Champerché, the smart urban farms developer, continues to grow. After the first fundraiser raising 3.5 million euros [3.64 million USD] for its urban farm of 1,300 m² in Sartrouville (Yvelines), the start-up will now raise 85 million euros [88.34 million USD] to open its next five farms in the Paris region, with a surface area from 3,000 to 10,000m².
Champerché plans to eventually expand beyond the Paris region. “Our number one objective with the Sartrouville farm is to multiply our production volume tenfold compared to our first test farm,” explains Antoine Fuyet, who founded the company with his two brothers, Guillaume and Julien.
The brothers and founders: Antoine, Guillaume, and Julien Fuyet.
The company’s motto is to reach food self-sufficiency everywhere on a local scale, with prices accessible to all and the lowest environmental impact possible. “In practice, we will set up the farms in a given area and analyze which crops are already present. And we will then produce in order to complete the needs of the area and replace what is being imported.”
Champerché wants to produce 100 tons of fruit and vegetables daily by 2030, thanks to its next five farms). From salads to aromatic herbs and micro-plants, nearly all 150 varieties are grown in bioponics.

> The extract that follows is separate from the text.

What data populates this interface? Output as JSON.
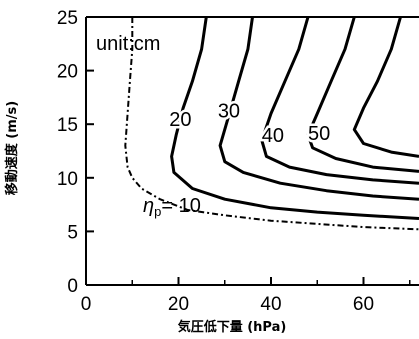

From homemade prototype to urban farm
It is after a trip to Asia that the idea of Champerché began to take form. “We were hosted by some locals after getting into an accident. They fed us although they had almost nothing for themselves.” Upon returning to France, Antoine Fuyet and his brothers made a promise to themselves to find solutions to provide food. With his engineering degree in hand, he naturally turned to agriculture because “it is the sector with the greatest impact on the environment worldwide.” The first urban farm prototype was developed in the living room of their family home, and the very first farm was officially created in 2018, with marketing following two years later.
The three brothers chose bioponics. No pesticide, no GMO. “It is like a fusion between soilless culture and organic agriculture,” explains Antoine Fuyet. “A production method that combines the best of both types of cultivation: the yield of soilless cultivation and the advantage of organic farming. We work with bacteria and fungi that help degrade the organic matter, as well as worms and mites that work on our nutrient solution.” This is a way to focus only on the varieties selected for their taste and nutritional qualities.
Lower environmental impact
At Champerché, everything is done so that the production will have the lowest environmental impact possible: saving water and energy, setting up on existing plots, and short-circuit distribution (average delivery distance of 11 km). “Our system uses up to 90% less water thanks to our closed circuit - the recovered water is put back into the gutters - and we need 15 Kwh to produce and deliver 1 kilo of basil with our low consumption LED system.” Another characteristic of the start-up is that it only sets up its farms on surface areas that already exist.” The company also wants to divide its water consumption by 10 in the new farms. “We will recover the water evaporated by the plants and reintegrate it into the circuit.”